Mais, lorsqu’on prend la peine de l’observer quelques instants de plus, on constate aisément que ses habiletés et son sens du hockey appartiennent à l’élite. DiDomenico l’a prouvé durant ses années dans le circuit Courteau en amassant les points à un rythme effréné.

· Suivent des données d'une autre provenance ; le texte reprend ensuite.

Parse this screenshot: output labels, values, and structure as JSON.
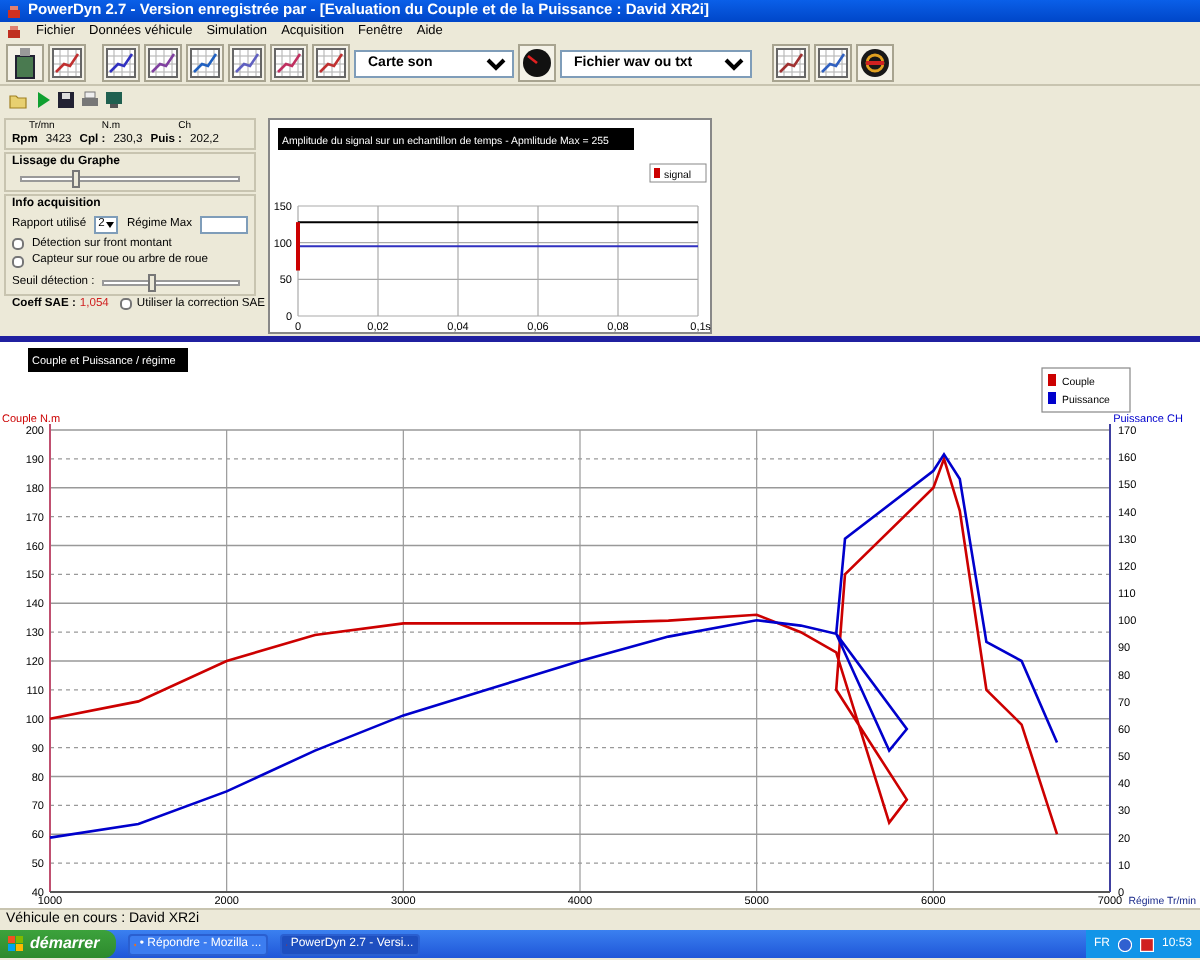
{
  "window": {
    "title": "PowerDyn 2.7 - Version enregistrée par  -  [Evaluation du Couple et de la Puissance : David XR2i]"
  },
  "menu": [
    "Fichier",
    "Données véhicule",
    "Simulation",
    "Acquisition",
    "Fenêtre",
    "Aide"
  ],
  "toolbar": {
    "source_select": "Carte son",
    "file_select": "Fichier wav ou txt"
  },
  "readings": [
    {
      "unit": "Tr/mn",
      "label": "Rpm",
      "value": "3423"
    },
    {
      "unit": "N.m",
      "label": "Cpl :",
      "value": "230,3"
    },
    {
      "unit": "Ch",
      "label": "Puis :",
      "value": "202,2"
    }
  ],
  "smoothing": {
    "title": "Lissage du Graphe",
    "level": 0.25
  },
  "acquisition": {
    "title": "Info acquisition",
    "ratio_label": "Rapport utilisé",
    "ratio_value": "2",
    "max_rpm_label": "Régime Max",
    "options": [
      {
        "label": "Détection sur front montant",
        "checked": false
      },
      {
        "label": "Capteur sur roue ou arbre de roue",
        "checked": false
      }
    ],
    "threshold": {
      "label": "Seuil détection :",
      "level": 0.35
    }
  },
  "sae": {
    "label": "Coeff SAE :",
    "value": "1,054",
    "checkbox": {
      "label": "Utiliser la correction SAE",
      "checked": false
    }
  },
  "signal_chart": {
    "chart_data": {
      "type": "line",
      "title": "Amplitude du signal sur un echantillon de temps - Apmlitude Max = 255",
      "xlabel": "s",
      "x": [
        0,
        0
      ],
      "series": [
        {
          "name": "signal",
          "color": "#cc0000",
          "values": [
            62,
            128
          ]
        }
      ],
      "xlim": [
        0,
        0.1
      ],
      "ylim": [
        0,
        150
      ],
      "xticks": [
        0,
        {
          "value": 0.02,
          "label": "0,02"
        },
        {
          "value": 0.04,
          "label": "0,04"
        },
        {
          "value": 0.06,
          "label": "0,06"
        },
        {
          "value": 0.08,
          "label": "0,08"
        },
        {
          "value": 0.1,
          "label": "0,1"
        }
      ],
      "yticks": [
        0,
        50,
        100,
        150
      ],
      "grid": true,
      "ref_lines": [
        {
          "axis": "y",
          "value": 128,
          "color": "#000000"
        },
        {
          "axis": "y",
          "value": 95,
          "color": "#3030c0"
        }
      ]
    }
  },
  "main_chart": {
    "chart_data": {
      "type": "line",
      "title": "Couple et Puissance / régime",
      "xlabel": "Régime Tr/min",
      "ylabel": "Couple N.m",
      "y2label": "Puissance CH",
      "grid": true,
      "legend": "upper right",
      "x": [
        1000,
        1500,
        2000,
        2500,
        3000,
        3500,
        4000,
        4500,
        5000,
        5250,
        5450,
        5750,
        5850,
        5450,
        5500,
        6000,
        6060,
        6150,
        6300,
        6500,
        6700
      ],
      "series": [
        {
          "name": "Couple",
          "color": "#cc0000",
          "values": [
            100,
            106,
            120,
            129,
            133,
            133,
            133,
            134,
            136,
            130,
            123,
            64,
            72,
            110,
            150,
            180,
            190,
            172,
            110,
            98,
            60
          ]
        },
        {
          "name": "Puissance",
          "color": "#0000cc",
          "axis": "y2",
          "values": [
            20,
            25,
            37,
            52,
            65,
            75,
            85,
            94,
            100,
            98,
            95,
            52,
            60,
            95,
            130,
            155,
            161,
            152,
            92,
            85,
            55
          ]
        }
      ],
      "xlim": [
        1000,
        7000
      ],
      "ylim": [
        40,
        200
      ],
      "y2lim": [
        0,
        170
      ],
      "xticks": [
        1000,
        2000,
        3000,
        4000,
        5000,
        6000,
        7000
      ],
      "yticks": [
        40,
        50,
        60,
        70,
        80,
        90,
        100,
        110,
        120,
        130,
        140,
        150,
        160,
        170,
        180,
        190,
        200
      ],
      "y2ticks": [
        0,
        10,
        20,
        30,
        40,
        50,
        60,
        70,
        80,
        90,
        100,
        110,
        120,
        130,
        140,
        150,
        160,
        170
      ]
    }
  },
  "status_bar": "Véhicule en cours : David XR2i",
  "taskbar": {
    "start": "démarrer",
    "tasks": [
      {
        "label": "• Répondre - Mozilla ...",
        "selected": false
      },
      {
        "label": "PowerDyn 2.7 - Versi...",
        "selected": true
      }
    ],
    "language": "FR",
    "clock": "10:53"
  }
}
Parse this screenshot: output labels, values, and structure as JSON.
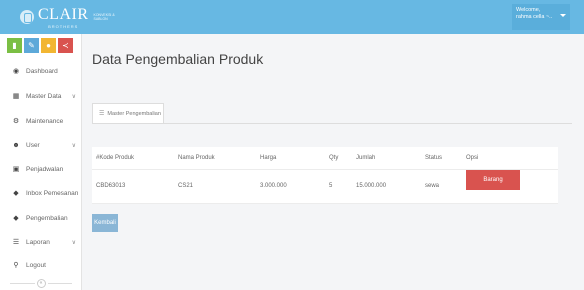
{
  "header": {
    "logo_text": "CLAIR",
    "logo_sub": "BROTHERS",
    "logo_tagline": "KONVEKSI & SABLON",
    "welcome_line1": "Welcome,",
    "welcome_line2": "rahma cella ~.."
  },
  "sidebar": {
    "quick_icons": [
      "chart-icon",
      "pencil-icon",
      "users-icon",
      "share-icon"
    ],
    "items": [
      {
        "label": "Dashboard",
        "icon": "dashboard-icon",
        "has_chevron": false
      },
      {
        "label": "Master Data",
        "icon": "table-icon",
        "has_chevron": true
      },
      {
        "label": "Maintenance",
        "icon": "gears-icon",
        "has_chevron": false
      },
      {
        "label": "User",
        "icon": "users-icon",
        "has_chevron": true
      },
      {
        "label": "Penjadwalan",
        "icon": "calendar-icon",
        "has_chevron": false
      },
      {
        "label": "Inbox Pemesanan",
        "icon": "tag-icon",
        "has_chevron": false
      },
      {
        "label": "Pengembalian",
        "icon": "tag-icon",
        "has_chevron": false
      },
      {
        "label": "Laporan",
        "icon": "list-icon",
        "has_chevron": true
      },
      {
        "label": "Logout",
        "icon": "key-icon",
        "has_chevron": false
      }
    ],
    "chevron": "∨",
    "collapse_symbol": "«"
  },
  "main": {
    "title": "Data Pengembalian Produk",
    "tab_label": "Master Pengembalian",
    "table": {
      "columns": [
        "#Kode Produk",
        "Nama Produk",
        "Harga",
        "Qty",
        "Jumlah",
        "Status",
        "Opsi"
      ],
      "rows": [
        {
          "kode": "CBD63013",
          "nama": "CS21",
          "harga": "3.000.000",
          "qty": "5",
          "jumlah": "15.000.000",
          "status": "sewa",
          "action": "Barang Kembali"
        }
      ]
    },
    "back_label": "Kembali"
  },
  "colors": {
    "topbar": "#67b8e3",
    "action_red": "#d9534f",
    "back_button": "#8ab6d6"
  }
}
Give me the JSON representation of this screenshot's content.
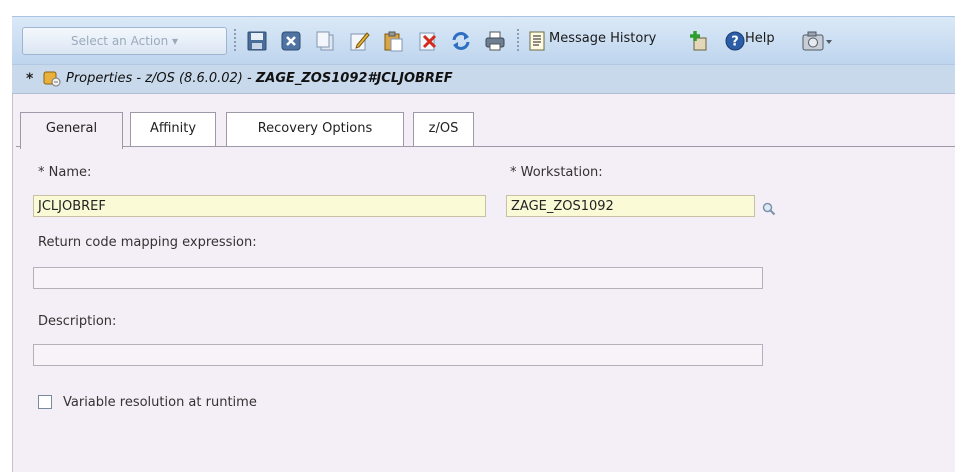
{
  "toolbar": {
    "action_select": "Select an Action ▾",
    "message_history": "Message History",
    "help": "Help",
    "icons": [
      "save-icon",
      "close-icon",
      "copy-icon",
      "edit-icon",
      "paste-icon",
      "delete-icon",
      "refresh-icon",
      "print-icon",
      "message-history-icon",
      "add-icon",
      "help-icon",
      "screenshot-icon"
    ]
  },
  "title": {
    "modified_marker": "*",
    "prefix": "Properties - z/OS (8.6.0.02) - ",
    "object": "ZAGE_ZOS1092#JCLJOBREF"
  },
  "tabs": [
    {
      "label": "General",
      "active": true
    },
    {
      "label": "Affinity",
      "active": false
    },
    {
      "label": "Recovery Options",
      "active": false
    },
    {
      "label": "z/OS",
      "active": false
    }
  ],
  "form": {
    "name_label": "* Name:",
    "name_value": "JCLJOBREF",
    "workstation_label": "* Workstation:",
    "workstation_value": "ZAGE_ZOS1092",
    "return_code_label": "Return code mapping expression:",
    "return_code_value": "",
    "description_label": "Description:",
    "description_value": "",
    "variable_resolution_label": "Variable resolution at runtime",
    "variable_resolution_checked": false
  },
  "colors": {
    "required_field_bg": "#fafbd6",
    "panel_bg": "#f4eef6",
    "toolbar_bg": "#c9dbf0"
  }
}
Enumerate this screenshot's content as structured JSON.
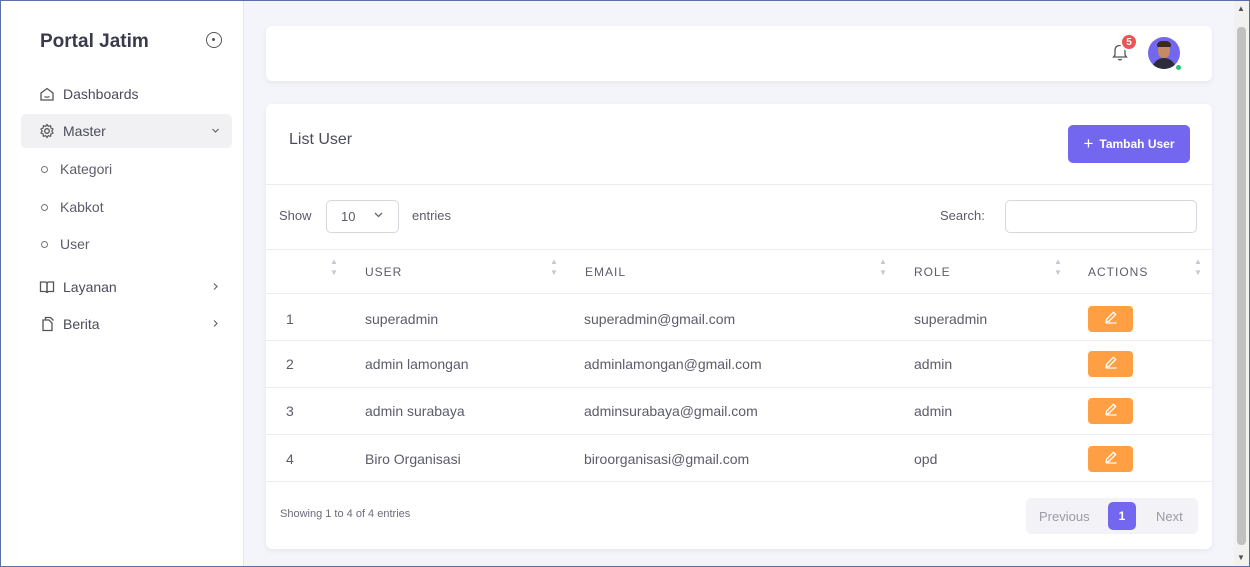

Une blessure horrible de DiDomenico


Ce rendement a culminé au Championnat mondial junior de 2009 alors qu’il a aidé le Canada à savourer l’or en sol canadien. Il avait terminé cinquième pointeur d’un club qui misait sur des canons tels Jamie Benn, John Tavares, Jordan Eberle, Evander Kane et P.K. Subban.

 

Quatre mois plus tard, le 5 mai 2009, en pleine finale de la LHJMQ, DiDomenico a littéralement frappé un mur, ou plutôt une bande. Cet incident malheureux l’a laissé avec une fracture à un fémur et des dommages considérables à un genou.

 

« Ce n’était pas beau, c’est une des choses les plus dégueulasses que j’ai vues », racontait, lundi, Guy Boucher, son entraîneur actuel et son entraîneur à l’époque avec les Voltigeurs de Drummondville.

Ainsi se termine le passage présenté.